[proofplan]
This is a direct corollary of the [Sum of Orders Is Zero](/theorems/2176) theorem. We unpack the definitions: the degree of a divisor $D = \sum_p n_p \cdot [p]$ on a smooth projective curve over an algebraically closed field is the integer $\deg D = \sum_p n_p$, where the sum is finite because divisors are by definition finite formal $\mathbb{Z}$-linear combinations of points. By definition of $\operatorname{div}(f)$, the coefficient at $p$ is $\operatorname{ord}_p(f)$, and the support is finite because $\operatorname{ord}_p(f) = 0$ for all but finitely many $p$ (this is part of the cited theorem). The sum-of-orders identity then reads $\deg \operatorname{div}(f) = 0$.
[/proofplan]
[step:Verify finiteness of the support of $\operatorname{div}(f)$]

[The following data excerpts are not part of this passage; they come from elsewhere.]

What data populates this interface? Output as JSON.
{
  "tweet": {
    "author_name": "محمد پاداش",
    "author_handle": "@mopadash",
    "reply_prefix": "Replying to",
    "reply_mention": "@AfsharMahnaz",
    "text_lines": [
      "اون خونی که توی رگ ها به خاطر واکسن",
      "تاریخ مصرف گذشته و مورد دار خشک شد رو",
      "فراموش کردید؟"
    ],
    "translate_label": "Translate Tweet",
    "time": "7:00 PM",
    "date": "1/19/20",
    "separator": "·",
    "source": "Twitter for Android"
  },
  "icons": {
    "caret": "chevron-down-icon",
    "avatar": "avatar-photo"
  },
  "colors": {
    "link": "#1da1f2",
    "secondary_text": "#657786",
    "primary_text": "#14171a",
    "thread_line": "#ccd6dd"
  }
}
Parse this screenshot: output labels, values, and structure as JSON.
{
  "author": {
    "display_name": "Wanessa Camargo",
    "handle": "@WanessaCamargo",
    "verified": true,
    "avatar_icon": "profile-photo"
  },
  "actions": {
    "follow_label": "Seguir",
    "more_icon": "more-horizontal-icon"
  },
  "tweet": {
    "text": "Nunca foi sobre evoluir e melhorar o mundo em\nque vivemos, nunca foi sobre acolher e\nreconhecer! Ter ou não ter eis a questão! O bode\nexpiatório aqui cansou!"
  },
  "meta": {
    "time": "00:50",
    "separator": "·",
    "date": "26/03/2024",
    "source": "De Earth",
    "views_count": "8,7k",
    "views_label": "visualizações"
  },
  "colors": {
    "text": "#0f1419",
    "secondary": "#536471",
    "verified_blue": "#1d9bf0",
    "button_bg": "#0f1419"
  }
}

Let $f \in \mathcal{O}_C(\eta)^\times$ be a nonzero rational function. By [Sum of Orders Is Zero](/theorems/2176) (whose hypotheses — $C$ a smooth projective irreducible curve and $f$ a nonzero rational function — are satisfied), the set
\begin{align*}
\operatorname{Supp}(\operatorname{div}(f)) := \{p \in C : \operatorname{ord}_p(f) \neq 0\}
\end{align*}
is finite. Hence the formal sum
\begin{align*}
\operatorname{div}(f) = \sum_{p \in C} \operatorname{ord}_p(f) \cdot [p] = \sum_{p \in \operatorname{Supp}(\operatorname{div}(f))} \operatorname{ord}_p(f) \cdot [p]
\end{align*}
is a well-defined element of the divisor group $\operatorname{Div}(C)$ of $C$ (the free abelian group on the closed points of $C$).
[/step]
[step:Compute the degree using the sum-of-orders identity]

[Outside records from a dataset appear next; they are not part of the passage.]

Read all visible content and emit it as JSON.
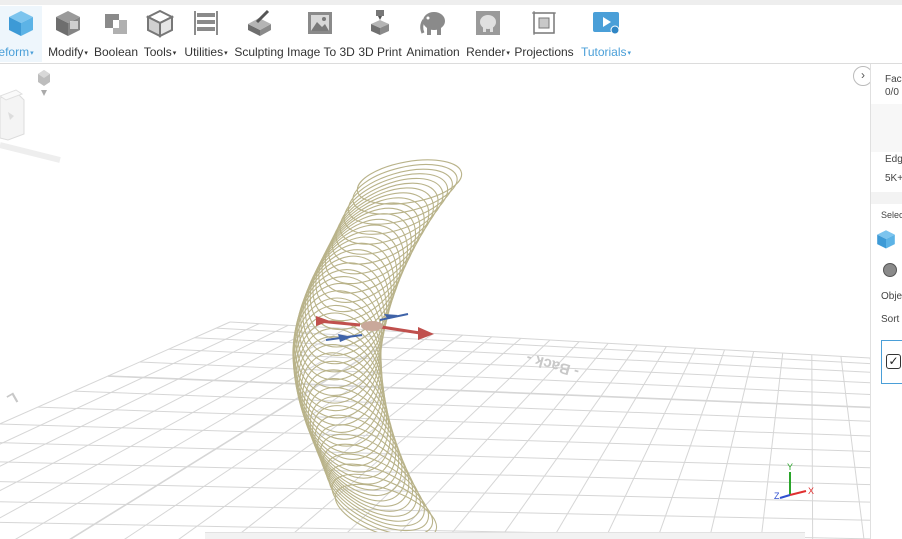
{
  "toolbar": {
    "items": [
      {
        "label": "eform",
        "icon": "freeform-cube-icon",
        "dropdown": true,
        "active": true
      },
      {
        "label": "Modify",
        "icon": "modify-icon",
        "dropdown": true
      },
      {
        "label": "Boolean",
        "icon": "boolean-icon",
        "dropdown": false
      },
      {
        "label": "Tools",
        "icon": "tools-icon",
        "dropdown": true
      },
      {
        "label": "Utilities",
        "icon": "utilities-icon",
        "dropdown": true
      },
      {
        "label": "Sculpting",
        "icon": "sculpting-icon",
        "dropdown": false
      },
      {
        "label": "Image To 3D",
        "icon": "image-to-3d-icon",
        "dropdown": false
      },
      {
        "label": "3D Print",
        "icon": "3d-print-icon",
        "dropdown": false
      },
      {
        "label": "Animation",
        "icon": "animation-elephant-icon",
        "dropdown": false
      },
      {
        "label": "Render",
        "icon": "render-icon",
        "dropdown": true
      },
      {
        "label": "Projections",
        "icon": "projections-icon",
        "dropdown": false
      },
      {
        "label": "Tutorials",
        "icon": "tutorials-play-icon",
        "dropdown": true,
        "active": true
      }
    ],
    "caret": "▾"
  },
  "panel": {
    "faces_label": "Face",
    "faces_value": "0/0",
    "edges_label": "Edg",
    "edges_value": "5K+",
    "select_label": "Selec",
    "object_label": "Obje",
    "sort_label": "Sort",
    "collapse_glyph": "›"
  },
  "viewport": {
    "ground_text_right": "- Back -",
    "ground_text_left": "L",
    "axes": {
      "x": "X",
      "y": "Y",
      "z": "Z"
    }
  },
  "colors": {
    "accent": "#4a9fd8",
    "coil": "#b9b38a",
    "grid": "#d6d6d6",
    "gizmo_red": "#c0504d",
    "gizmo_blue": "#3f63a8",
    "axis_x": "#e03030",
    "axis_y": "#2aa52a",
    "axis_z": "#3050d0"
  }
}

The degree homomorphism on the divisor group is
\begin{align*}
\deg : \operatorname{Div}(C) &\to \mathbb{Z} \\
\sum_p n_p \cdot [p] &\mapsto \sum_p n_p,
\end{align*}
where the sum on the right is finite by definition of a divisor. Applied to $\operatorname{div}(f)$:
\begin{align*}
\deg \operatorname{div}(f) = \sum_{p \in C} \operatorname{ord}_p(f).
\end{align*}
By [Sum of Orders Is Zero](/theorems/2176), the right-hand side is $0$. Therefore
\begin{align*}
\deg \operatorname{div}(f) = 0.
\end{align*}
[guided]
This proof is short because the work has all been done in [Sum of Orders Is Zero](/theorems/2176). The role of this theorem is to package the order-sum identity into the language of divisors, which is the language used in the rest of the theory of curves (Riemann–Roch, Picard groups, etc.).
\textbf{What is a divisor?} A divisor on $C$ is a finite formal $\mathbb{Z}$-linear combination $\sum_p n_p \cdot [p]$ of closed points $p \in C$ with integer coefficients $n_p$, almost all zero. The collection of divisors forms an abelian group $\operatorname{Div}(C)$, and the degree map is an additive homomorphism to $\mathbb{Z}$.
\textbf{What is the principal divisor of $f$?} For $f \in \mathcal{O}_C(\eta)^\times$, define the coefficients $n_p := \operatorname{ord}_p(f)$. The result is a divisor — i.e., a \emph{finite} formal sum — only because $\operatorname{ord}_p(f) = 0$ for all but finitely many $p$. This finiteness is part (2) of [Sum of Orders Is Zero](/theorems/2176): the set $\{p : \operatorname{ord}_p(f) \neq 0\}$ is finite.
\textbf{Why does the degree vanish?} The degree of $\operatorname{div}(f)$ is, by definition of the degree map, $\sum_p \operatorname{ord}_p(f)$. The same theorem provides exactly this identity: $\sum_{p \in C} \operatorname{ord}_p(f) = 0$.
\textbf{Strategic significance.} This identity is the foundation of the theory of divisor classes on a curve: principal divisors form a subgroup of the kernel of the degree map, so the divisor class group $\operatorname{Cl}(C) = \operatorname{Div}(C)/\operatorname{Princ}(C)$ surjects onto $\mathbb{Z}$ via degree, with kernel $\operatorname{Pic}^0(C)$. For $C = \mathbb{P}^1_k$ this kernel is trivial; for genus $g \geq 1$ it is a $g$-dimensional abelian variety (the Jacobian).
[/guided]
[/step]